Cultural awareness: Language is the reflection of the culture where it is spoken. Awareness of both the source language and target language culture is crucial to enable the translator to create a text that makes sense within the context of a culture.
Bilingual language skills: Oral fluency in both languages is a must.
Both ways: In many settings, interpreters interpret both ways, even if they have a slight foreign accent in one of the languages. As a federally certified #courtinterpreter, I interpret legal proceedings into Spanish for Spanish-speaking defendants or witnesses. When the Spanish-speaker makes a statement, I interpret into English for the court.
Multitasking: Interpretation is a multitasking discipline; it involves skills such as:
- Note taking while listening
- Intense listening and speaking, at the same time
- Observing body language and facial expression for additional cues
- Ignoring background noise (coughing, slamming doors, etc.)
Quick thinking: The interpreter does not have time to place a legal proceeding on hold to spend half an hour researching a term.
No editing: What the interpreter says is what is delivered. There will be no editing or proofreading.
Public speaking: An interpreter speaks in public and should be comfortable speaking in front of audiences large and small (conferences, juries, judges, doctors, etc.).
Short-term memory skills: In the consecutive mode (see below), the interpreter has to remember what is said.
Code of ethics: Court interpreters are bound by codes of ethics that dictate how to conduct themselves in the courtroom and what to do and not to do while interpreting.
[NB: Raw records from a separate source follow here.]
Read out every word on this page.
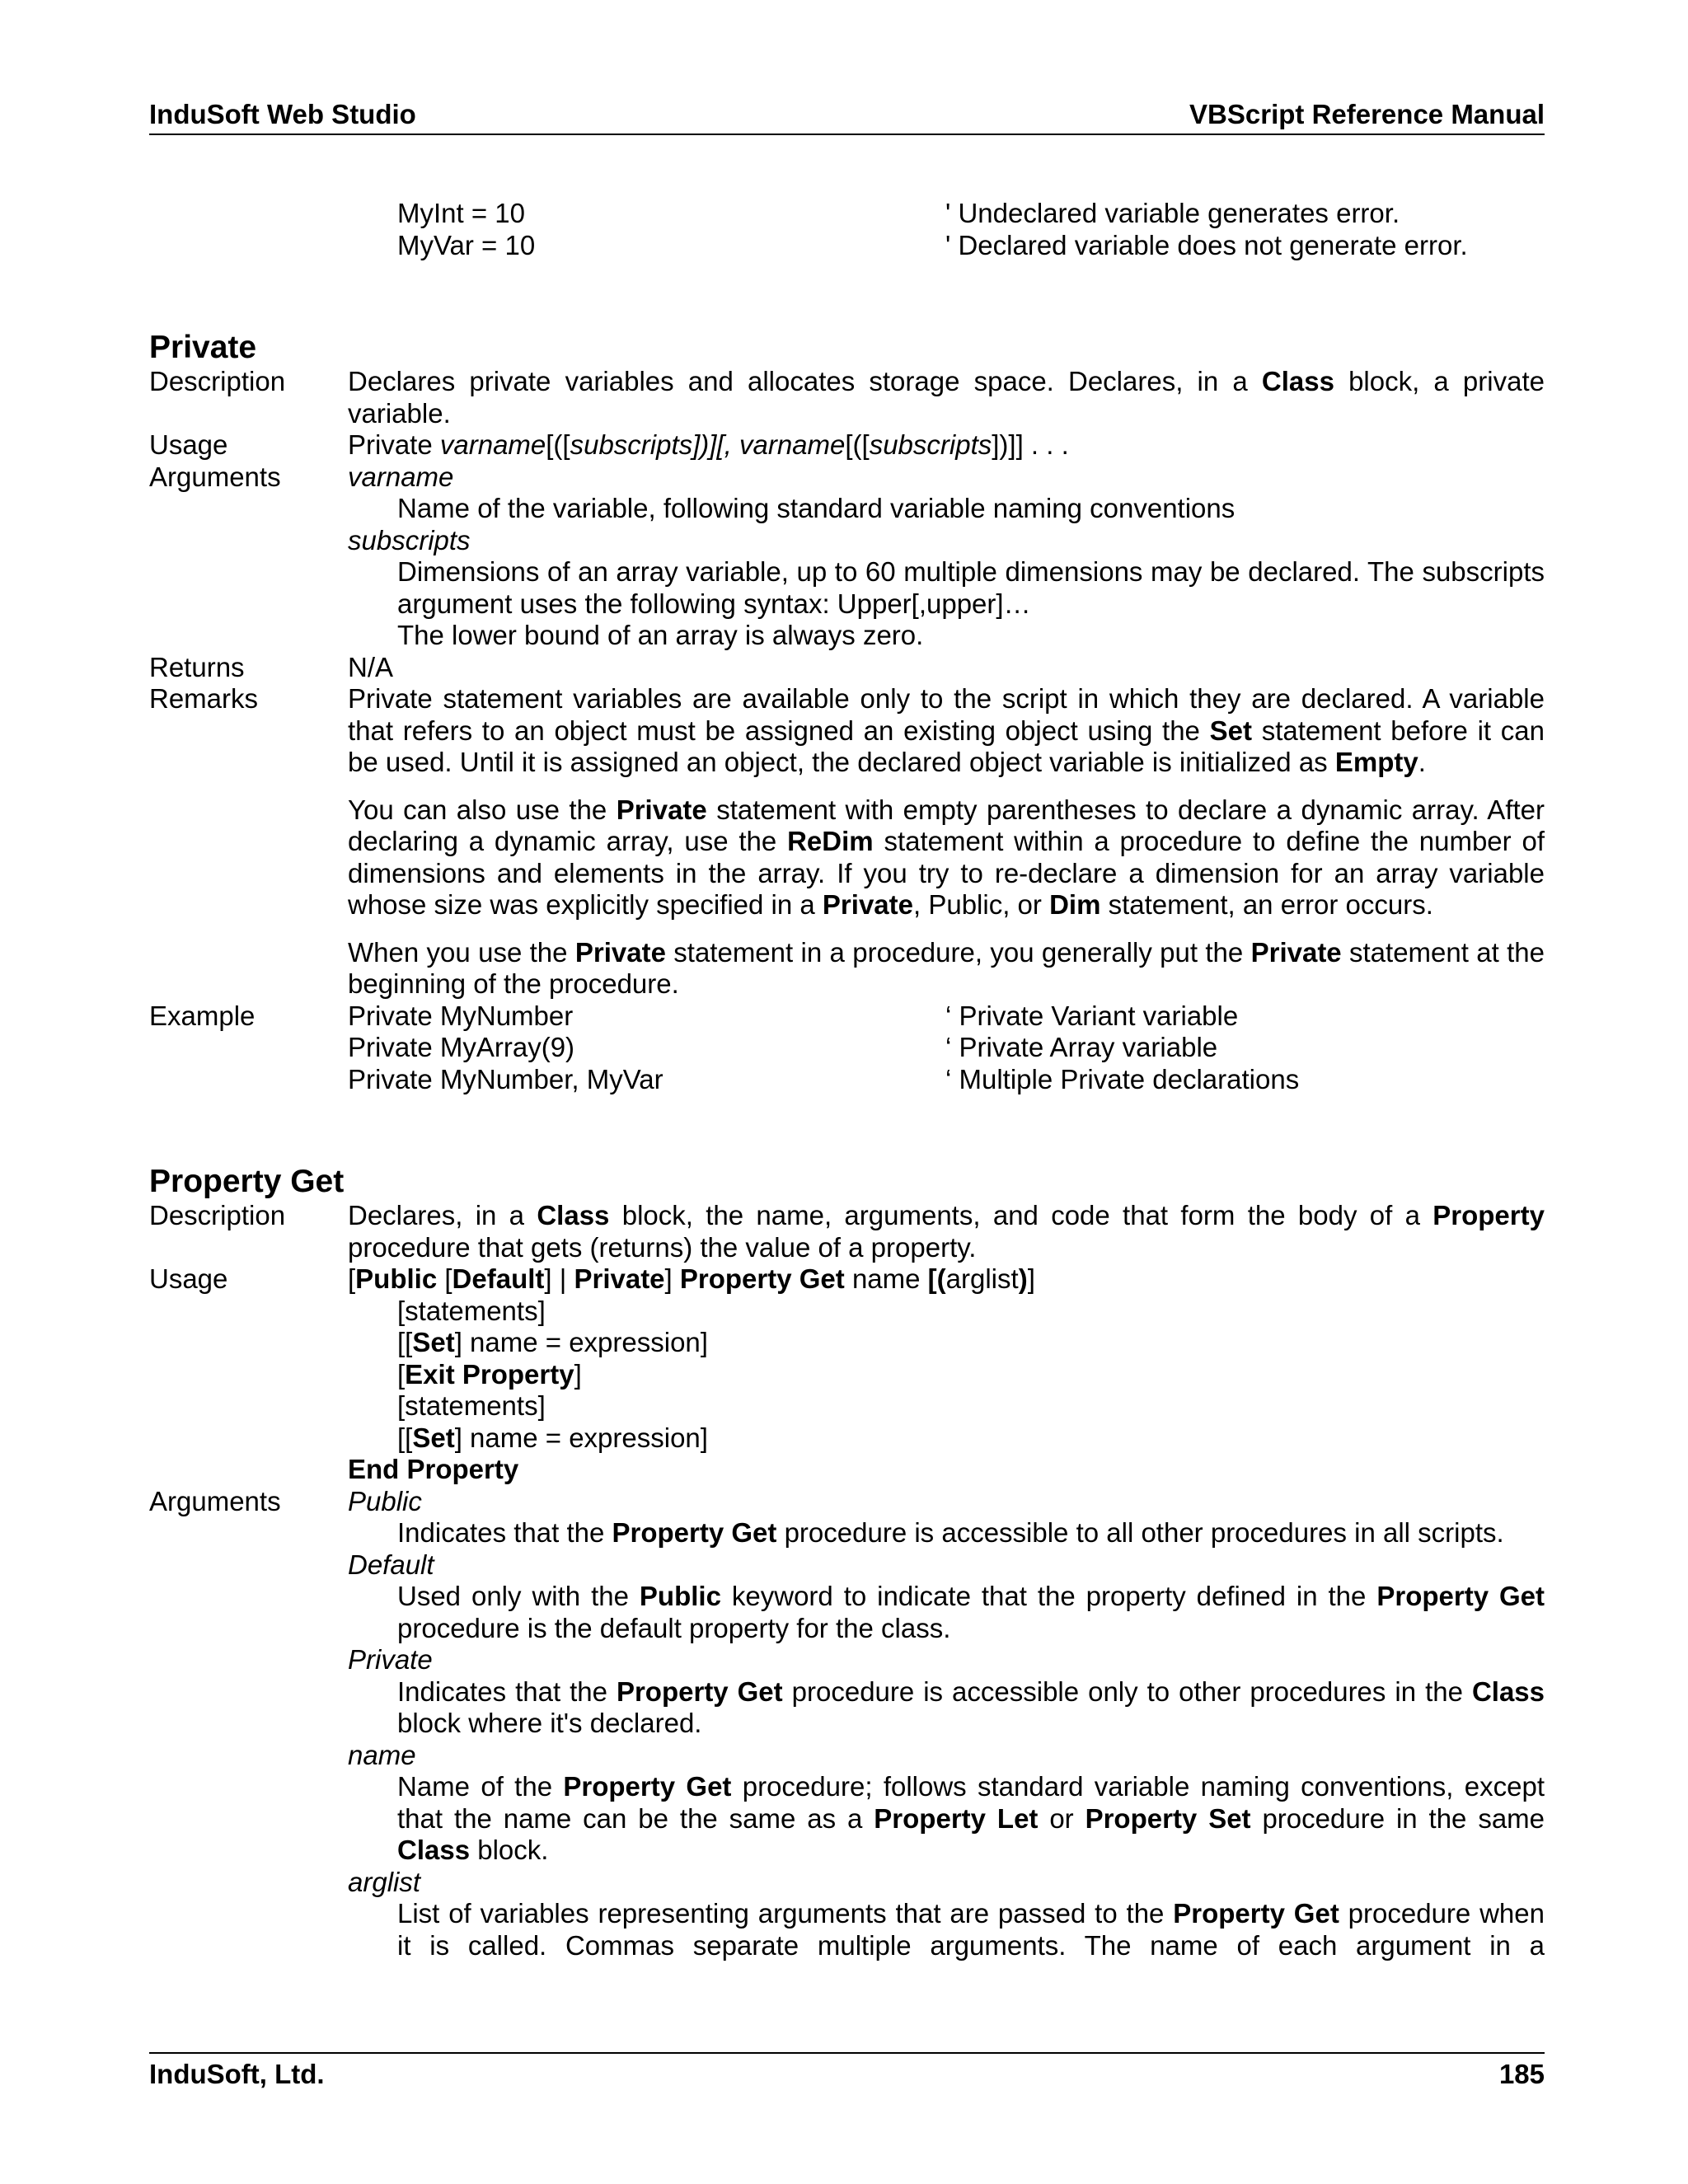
InduSoft Web Studio	VBScript Reference Manual
MyInt = 10	' Undeclared variable generates error.
MyVar = 10	' Declared variable does not generate error.
Private
Description	Declares private variables and allocates storage space. Declares, in a Class block, a private variable.
Usage	Private varname[([subscripts])][, varname[([subscripts])]] . . .
Arguments	varname
Name of the variable, following standard variable naming conventions
subscripts
Dimensions of an array variable, up to 60 multiple dimensions may be declared. The subscripts argument uses the following syntax: Upper[,upper]…
The lower bound of an array is always zero.
Returns	N/A
Remarks	Private statement variables are available only to the script in which they are declared. A variable that refers to an object must be assigned an existing object using the Set statement before it can be used. Until it is assigned an object, the declared object variable is initialized as Empty.
You can also use the Private statement with empty parentheses to declare a dynamic array. After declaring a dynamic array, use the ReDim statement within a procedure to define the number of dimensions and elements in the array. If you try to re-declare a dimension for an array variable whose size was explicitly specified in a Private, Public, or Dim statement, an error occurs.
When you use the Private statement in a procedure, you generally put the Private statement at the beginning of the procedure.
Example	Private MyNumber	‘ Private Variant variable
Private MyArray(9)	‘ Private Array variable
Private MyNumber, MyVar	‘ Multiple Private declarations
Property Get
Description	Declares, in a Class block, the name, arguments, and code that form the body of a Property procedure that gets (returns) the value of a property.
Usage	[Public [Default] | Private] Property Get name [(arglist)]
[statements]
[[Set] name = expression]
[Exit Property]
[statements]
[[Set] name = expression]
End Property
Arguments	Public
Indicates that the Property Get procedure is accessible to all other procedures in all scripts.
Default
Used only with the Public keyword to indicate that the property defined in the Property Get procedure is the default property for the class.
Private
Indicates that the Property Get procedure is accessible only to other procedures in the Class block where it's declared.
name
Name of the Property Get procedure; follows standard variable naming conventions, except that the name can be the same as a Property Let or Property Set procedure in the same Class block.
arglist
List of variables representing arguments that are passed to the Property Get procedure when it is called. Commas separate multiple arguments. The name of each argument in a
InduSoft, Ltd.	185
Modes of interpretation: Interpreter should be proficient the following modes of interpretation:
Simultaneous interpretation: The interpreter interprets while someone is speaking. This involves intense listening skills while restating the message in the target language, lagging slightly behind to capture the full context.
Consecutive mode: The interpreter waits until the speaker pauses, then repeats what was said in the target language. In a court setting, this is used during witness testimony. This discipline requires a short-term memory; the interpreter has to remember everything that was said and how it was said. To aid in this process, the interpreter typically takes notes while listening.
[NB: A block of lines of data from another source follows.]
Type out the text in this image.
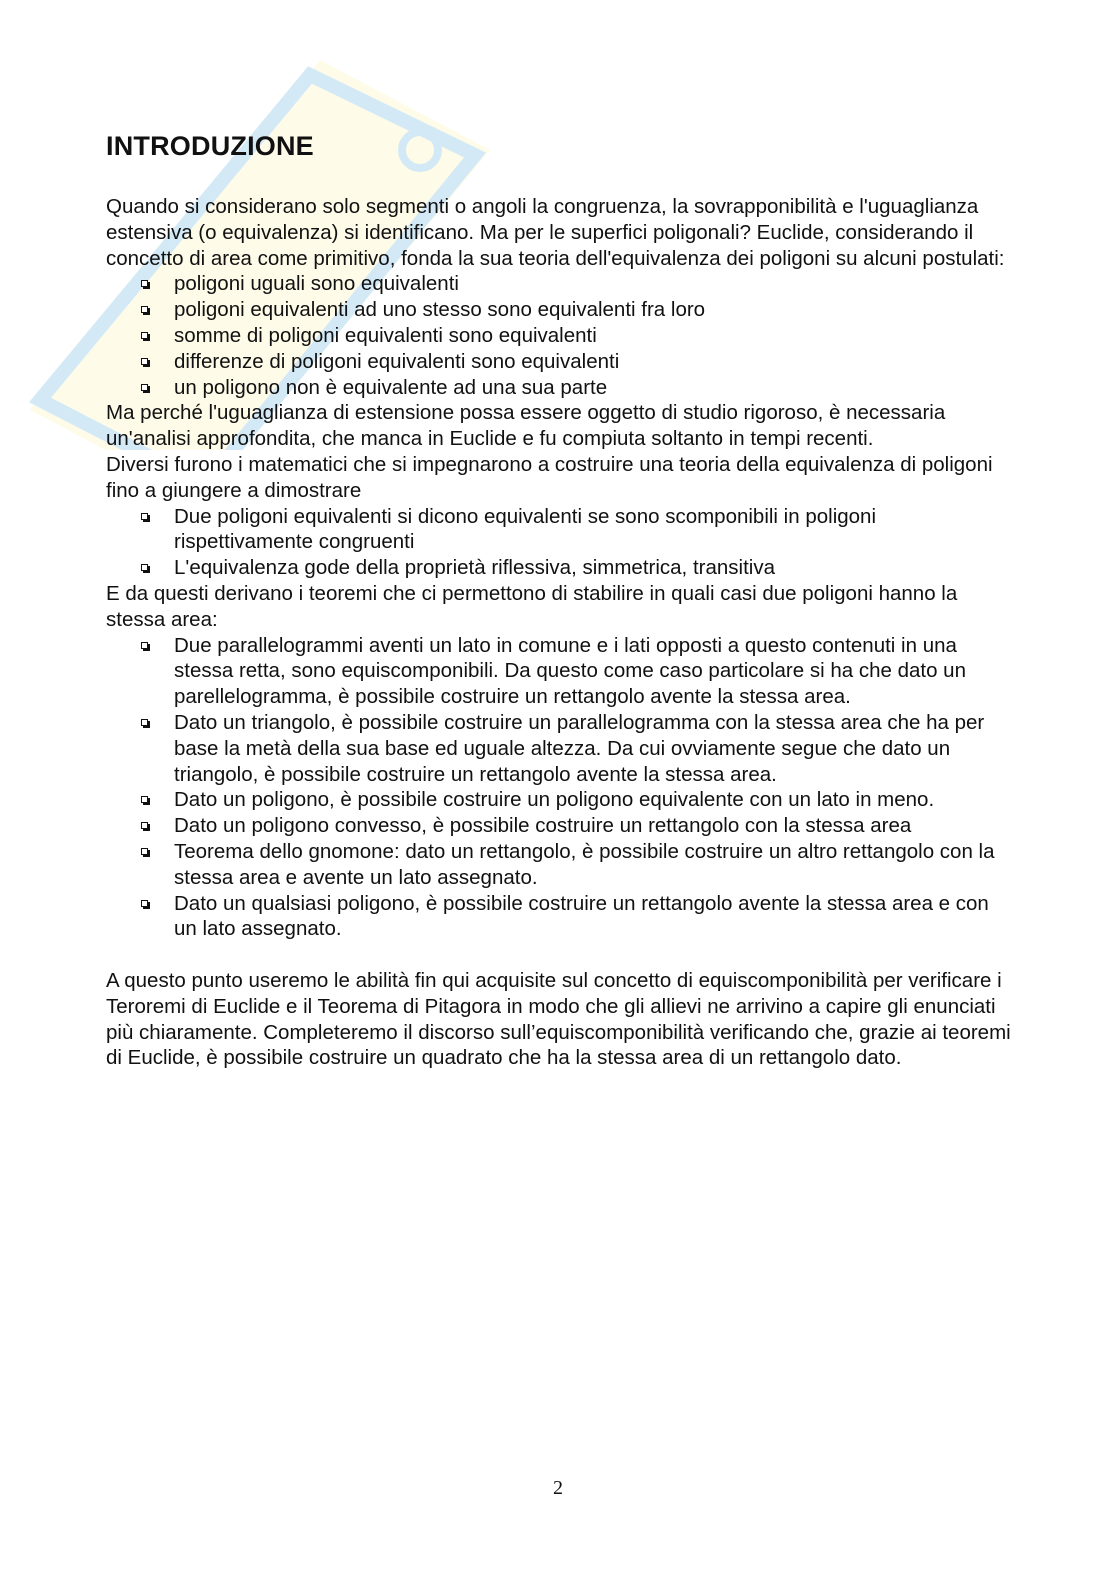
INTRODUZIONE

Quando si considerano solo segmenti o angoli la congruenza, la sovrapponibilità e l'uguaglianza estensiva (o equivalenza) si identificano. Ma per le superfici poligonali? Euclide, considerando il concetto di area come primitivo, fonda la sua teoria dell'equivalenza dei poligoni su alcuni postulati:

poligoni uguali sono equivalenti
poligoni equivalenti ad uno stesso sono equivalenti fra loro
somme di poligoni equivalenti sono equivalenti
differenze di poligoni equivalenti sono equivalenti
un poligono non è equivalente ad una sua parte

Ma perché l'uguaglianza di estensione possa essere oggetto di studio rigoroso, è necessaria un'analisi approfondita, che manca in Euclide e fu compiuta soltanto in tempi recenti.

Diversi furono i matematici che si impegnarono a costruire una teoria della equivalenza di poligoni fino a giungere a dimostrare

Due poligoni equivalenti si dicono equivalenti se sono scomponibili in poligoni rispettivamente congruenti
L'equivalenza gode della proprietà riflessiva, simmetrica, transitiva

E da questi derivano i teoremi che ci permettono di stabilire in quali casi due poligoni hanno la stessa area:

Due parallelogrammi aventi un lato in comune e i lati opposti a questo contenuti in una stessa retta, sono equiscomponibili. Da questo come caso particolare si ha che dato un parellelogramma, è possibile costruire un rettangolo avente la stessa area.
Dato un triangolo, è possibile costruire un parallelogramma con la stessa area che ha per base la metà della sua base ed uguale altezza. Da cui ovviamente segue che dato un triangolo, è possibile costruire un rettangolo avente la stessa area.
Dato un poligono, è possibile costruire un poligono equivalente con un lato in meno.
Dato un poligono convesso, è possibile costruire un rettangolo con la stessa area
Teorema dello gnomone: dato un rettangolo, è possibile costruire un altro rettangolo con la stessa area e avente un lato assegnato.
Dato un qualsiasi poligono, è possibile costruire un rettangolo avente la stessa area e con un lato assegnato.

A questo punto useremo le abilità fin qui acquisite sul concetto di equiscomponibilità per verificare i Teroremi di Euclide e il Teorema di Pitagora in modo che gli allievi ne arrivino a capire gli enunciati più chiaramente. Completeremo il discorso sull’equiscomponibilità verificando che, grazie ai teoremi di Euclide, è possibile costruire un quadrato che ha la stessa area di un rettangolo dato.

2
Sight translation: This discipline can be considered an overlapping of translation and interpretation. It consists of providing an oral translation of a written document. For example, court interpreters are often asked to provide defendants with a sight translation of charging documents and other legal documents.
Research: Interpreters also research terms using the same tools as translators. However, this research usually takes place before or after a job, or while another interpreter is interpreting.
Translation and interpretation are two related disciplines that often intersect. However, they differ in the skill sets needed to excel. A good translator is not necessarily a good interpreter, and vice versa; in fact, most translators do not interpret, and most interpreters do not translate full time (personally I am involved and certified in both professions).
Knowing whether you need a translator or an interpreter is crucial. Awareness of the uniqueness of each profession will aid you in selecting the type of professional who best suits your language needs, whether in writing or whether something needs to be said out loud.